Refused business funding? Here’s what you can do

Jun 01

When you start up a new business, it’s likely funding is necessary. Whether that involves stock, equipment, staff wages or even alleviating cash flow issues – you may need a loan. However, your application will depend on the ability to make repayments, as well as the lender’s confidence. It is, generally, less tasking to obtain business finance if you have information regarding previous revenue, with realistic sales forecasts. Startup business face more of a struggle and, Business Rescue Expert – leading insolvency practitioner firm in the UK – is sharing their tips for those who have been refused funding.

There are many reasons as to why your company may have been refused finance, but we have outlined the most common factors to take note.


You may present a risk to lenders through previous defaults. Therefore, they are more likely to refuse to fund. For instance, any CCJs or statutory demands will stand against you. Alternatively, not enough prior information on your bank loan application can also lead to lenders refusing to part with their money.

Lack of security

It’s common that a lender will look for security in the form of personal guarantees. Essentially, this means you – as a director or owner – will have responsibility for the debts. The ‘guarantors’, if you will, are held personally liable for the debt, along with any charges that may include interest or penalties. Unfortunately, a secured business loan may be difficult to find for small and startup companies.

Previous trading history

A lack of trading history often hinders startup companies. A healthy track record of revenue, budget and experience can substantially boost a lender’s confidence. Generally, lenders look for around one-year business before providing funding. However, if you need finance now, you may face several challenges – particularly in proving you can make the regular repayments. But, a good credit score will encourage lenders to provide finance.

Bad credit score

While a good credit score can encourage lenders to offer you a business loan, a bad score has the opposite effect. Small business funding does require a good personal credit score, and there are many channels available to check.

Bad bank loan application

If you do not apply for a bank loan using the correct methods and providing all available information – you will, more than likely, be rejected. If you do not know how to complete the application – possibly losing out on crucial finance – you must seek advice from industry peers and the like. They can provide invaluable tips for doing so.

What are my options?

If you have been refused funding, you certainly shouldn’t lose hope as there a number of options available to explore.
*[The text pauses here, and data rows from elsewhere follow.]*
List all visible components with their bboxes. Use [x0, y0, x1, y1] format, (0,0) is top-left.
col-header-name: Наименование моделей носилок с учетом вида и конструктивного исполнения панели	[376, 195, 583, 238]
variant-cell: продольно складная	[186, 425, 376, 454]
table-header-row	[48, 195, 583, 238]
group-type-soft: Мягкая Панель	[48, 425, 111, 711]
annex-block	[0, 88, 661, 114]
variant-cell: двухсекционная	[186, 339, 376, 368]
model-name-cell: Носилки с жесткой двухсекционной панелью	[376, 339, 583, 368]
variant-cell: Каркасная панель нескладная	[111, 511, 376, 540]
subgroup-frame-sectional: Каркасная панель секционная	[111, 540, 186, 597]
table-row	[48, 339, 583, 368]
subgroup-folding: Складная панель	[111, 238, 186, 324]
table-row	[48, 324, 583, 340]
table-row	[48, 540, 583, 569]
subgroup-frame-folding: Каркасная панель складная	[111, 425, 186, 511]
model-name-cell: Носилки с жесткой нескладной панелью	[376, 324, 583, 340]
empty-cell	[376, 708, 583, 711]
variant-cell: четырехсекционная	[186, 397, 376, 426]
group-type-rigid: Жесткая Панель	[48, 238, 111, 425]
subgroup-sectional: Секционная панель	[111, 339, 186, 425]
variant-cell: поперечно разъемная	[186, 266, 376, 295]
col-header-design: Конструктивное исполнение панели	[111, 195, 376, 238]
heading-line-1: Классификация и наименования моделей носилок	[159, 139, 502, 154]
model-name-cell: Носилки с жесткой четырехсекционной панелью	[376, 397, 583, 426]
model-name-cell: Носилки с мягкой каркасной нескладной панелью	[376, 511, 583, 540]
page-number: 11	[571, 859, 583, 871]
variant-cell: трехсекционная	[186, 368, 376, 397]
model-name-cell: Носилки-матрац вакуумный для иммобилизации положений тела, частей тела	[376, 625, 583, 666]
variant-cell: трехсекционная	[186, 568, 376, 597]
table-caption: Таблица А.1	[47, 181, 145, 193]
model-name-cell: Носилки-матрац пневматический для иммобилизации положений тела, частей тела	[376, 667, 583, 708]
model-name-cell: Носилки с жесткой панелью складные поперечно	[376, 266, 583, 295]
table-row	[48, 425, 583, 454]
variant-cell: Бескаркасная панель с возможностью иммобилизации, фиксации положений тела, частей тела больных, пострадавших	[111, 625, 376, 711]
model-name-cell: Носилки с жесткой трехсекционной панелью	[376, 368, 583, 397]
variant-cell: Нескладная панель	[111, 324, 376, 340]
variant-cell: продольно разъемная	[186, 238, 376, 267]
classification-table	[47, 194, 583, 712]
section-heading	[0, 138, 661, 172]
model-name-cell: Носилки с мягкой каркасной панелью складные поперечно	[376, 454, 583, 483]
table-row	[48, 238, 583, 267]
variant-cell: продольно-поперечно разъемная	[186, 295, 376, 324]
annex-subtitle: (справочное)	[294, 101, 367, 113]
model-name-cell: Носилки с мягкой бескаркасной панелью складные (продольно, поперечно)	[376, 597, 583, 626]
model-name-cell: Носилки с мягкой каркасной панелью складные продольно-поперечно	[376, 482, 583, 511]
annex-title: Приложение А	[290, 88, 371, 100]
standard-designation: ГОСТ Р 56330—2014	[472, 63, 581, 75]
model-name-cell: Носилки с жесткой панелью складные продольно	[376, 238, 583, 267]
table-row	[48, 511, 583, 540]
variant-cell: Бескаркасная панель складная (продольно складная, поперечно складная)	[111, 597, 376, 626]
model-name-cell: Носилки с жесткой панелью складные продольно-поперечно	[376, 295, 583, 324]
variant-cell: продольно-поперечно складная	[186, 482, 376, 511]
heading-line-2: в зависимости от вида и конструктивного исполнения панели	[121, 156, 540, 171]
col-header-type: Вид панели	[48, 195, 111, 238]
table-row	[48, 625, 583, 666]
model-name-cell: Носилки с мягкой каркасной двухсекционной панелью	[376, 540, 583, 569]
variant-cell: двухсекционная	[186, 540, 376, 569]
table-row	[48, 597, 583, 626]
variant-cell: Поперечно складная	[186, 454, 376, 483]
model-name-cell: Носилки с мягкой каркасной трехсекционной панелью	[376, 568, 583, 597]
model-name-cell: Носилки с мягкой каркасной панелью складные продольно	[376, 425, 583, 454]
Kickstarter and Crowdfunding are responsible for making crowdfunding popular, and may be a viable business option. Essentially, this process refers to small amounts if investments from a large number of investors. To prove successful, you will need a clear and unique pitch.

Peer-to-peer funding

Peer-to-peer funding is similar to the above, providing businesses with the chance to connect with individual and corporate investors. This is generally interest-based with better rates on return. Plus, you gain valuable knowledge and experience through industry-leaders.

Asset refinance

It is possible that you can free up cash when refinancing particular company assets. However, we suggest looking into this more carefully before doing so.

Invoice finance

If you have had a business loan rejected, then invoice finance may be an option. For instance, lending is organised against the amounts raised in a particular invoice. However, it is not suitable for all companies, and we suggest seeking advice before going down this route.

Ultimately, there are a range of finance options but you must consider all pros and cons before going ahead.